任意後見契約のうち、いわゆる「即効型」(任意後見契約の直後に契約の効力を発生させる場合)においては、契約締結時点において、本人の判断能力が一定程度低下しているため、本人の意思能力や契約意思が欠けるとして、任意後見契約の有効性が問題になることがあります。
任意後見のメリットは、自分で契約内容(誰を後見人にするか、どのような代理権を与えるか、報酬をいくらにするか等)を決められるところにあります。
自分で契約内容を決める前提として、契約内容を理解できるだけの能力が必要になります。
判断能力がしっかりしている時に、将来に備えて契約を締結するのが原則です。
私なら、もし「即効型」の任意後見契約の依頼が来たら、法定後見制度の利用を勧めると思いますが…。
ただ、本人が任意後見契約の締結を望んでいるのであるなら、その意思を尊重すべきですし、悩ましいところです。
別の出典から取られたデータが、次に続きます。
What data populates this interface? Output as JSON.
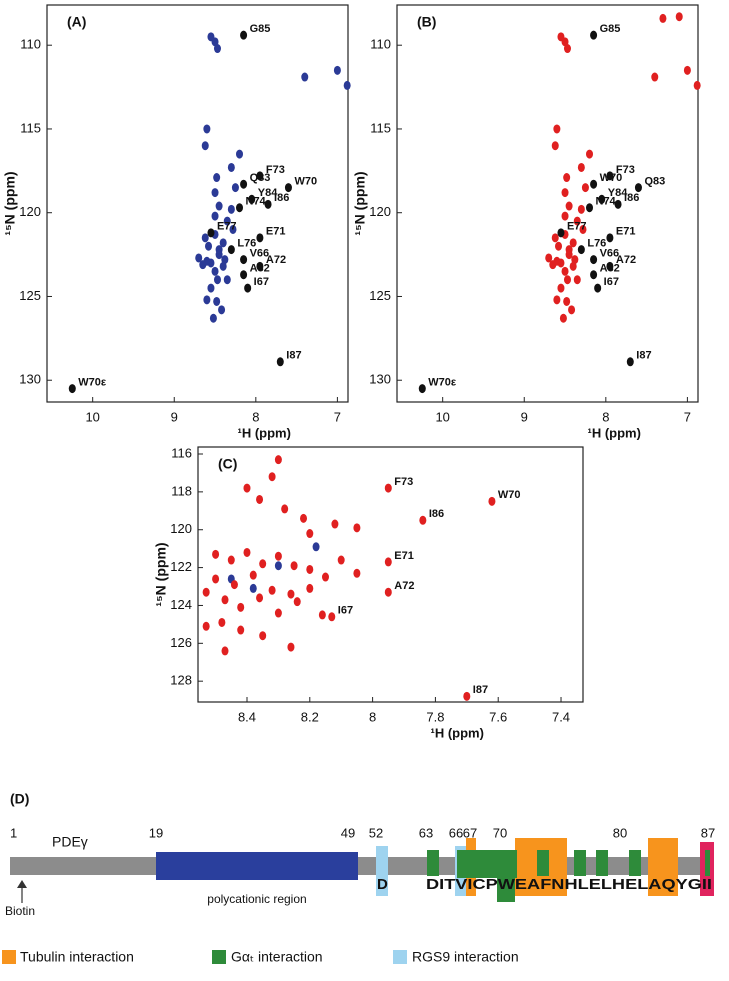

「即効型」のように任意後見契約の有効性が後から問題になる可能性がある場合は、契約を締結する際に、医療記録や介護認定の資料等に基づいて、本人の意思能力や契約意思について慎重に判断する必要があります。また、契約締結に至る過程についても記録しておく必要があるでしょう。
この連載第9回においては、任意後見契約の有効性が争われた事件として次の2つ裁判例が紹介されています。
1 東京地裁判決平成18年7月6日・判時1965号44頁
2 大阪高裁決定平成24年9月6日・家月65巻84頁
いずれも、親族間紛争の事件です。
裁判所が本人の意思能力や契約意思をどのように事実認定するのかを知ることができる貴重な裁判例です。
裁判例の内容の詳細については、「大阪家裁後見センターだより」をご覧ください。